Arredi e macchinari saranno rimossi e potrebbero finire all’asta
Le forze dell’ordine hanno avviato lo sgombero del Grand Hotel La Sonrisa, il complesso di Sant’Antonio Abate reso noto dalla trasmissione Il Castello delle cerimonie e oggi acquisito al patrimonio del Comune.
L’intervento è scattato dopo che il termine concesso per lasciare spontaneamente la struttura era trascorso senza esito. Il Comune di Sant’Antonio Abate aveva ordinato a maggio la liberazione dei locali entro 60 giorni, ma alla scadenza dell’11 luglio il complesso risultava ancora occupato. Il gip di Torre Annunziata ha quindi disposto il sequestro, ravvisando il reato di invasione di terreni ed edifici e ritenendo necessaria la sottrazione coattiva dell’immobile al privato che continuava a occuparlo abusivamente. L’esecuzione del provvedimento, accompagnato dall’ordine di sgombero coatto della procura oplontina diretta da Nunzio Fragliasso, è stata affidata alla polizia municipale di Sant’Antonio Abate, con il supporto della polizia e dei carabinieri attraverso i rispettivi snodi di Castellammare di Stabia.
Nella prima fase delle operazioni le persone presenti sono state allontanate, mentre agli uffici e ai locali commerciali sono stati apposti i sigilli. Gli avvisi relativi al sequestro sono stati collocati anche all’ingresso principale del complesso. Lo sgombero proseguirà con la rimozione degli arredi e dei macchinari custoditi nella struttura, beni che potrebbero successivamente essere destinati alla vendita all’asta.

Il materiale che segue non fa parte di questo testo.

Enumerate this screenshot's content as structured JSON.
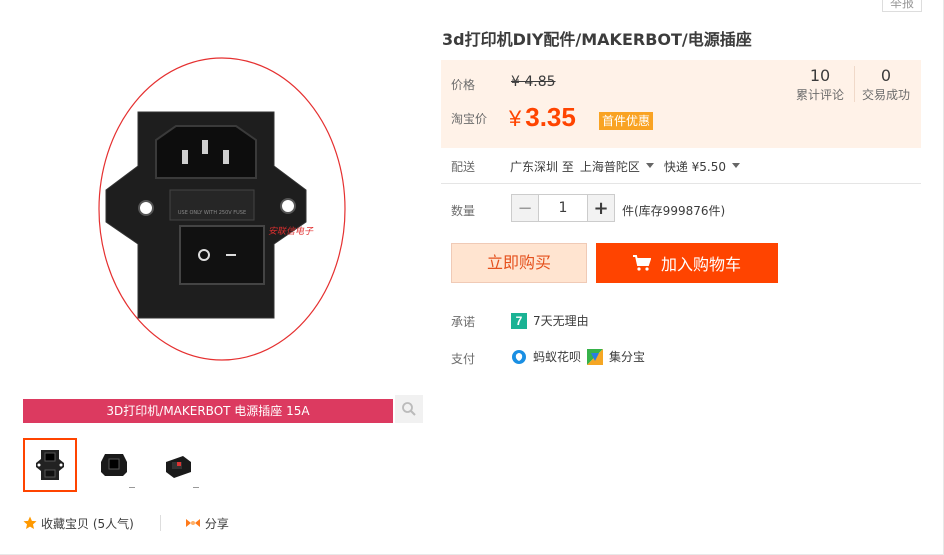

Dalla confisca allo sgombero coatto
Il provvedimento rappresenta l’ultimo passaggio di una lunga vicenda giudiziaria. Il Grand Hotel La Sonrisa è sotto confisca per lottizzazione abusiva in forza della sentenza del 14 giugno 2022. Due anni più tardi, in attesa del perfezionamento dell’immissione in possesso, il Comune aveva stabilito con una delibera un’indennità mensile per l’occupazione del complesso immobiliare. Ad aprile di quest’anno la Conservatoria di Napoli aveva poi trascritto gli immobili nel patrimonio del Comune di Sant’Antonio Abate, mentre a dicembre l’amministrazione aveva revocato la licenza di pubblico esercizio.
Nel maggio successivo era arrivato l’ordine di sgombero, con 60 giorni concessi per liberare i locali. Il termine è scaduto l’11 luglio senza che il provvedimento venisse eseguito. Per questo il gip ha ritenuto necessario procedere con la forza, disponendo la sottrazione dell’immobile a chi lo occupava abusivamente. L’impiego della forza pubblica era stato autorizzato già il 16 luglio dal comitato provinciale per l’ordine e la sicurezza pubblica.
L’ordinanza comunale è stata impugnata davanti al Tar Campania, ma il ricorso non ha bloccato l’esecuzione. Non risultando fissata alcuna udienza, il provvedimento resta pienamente efficace e può essere portato a compimento.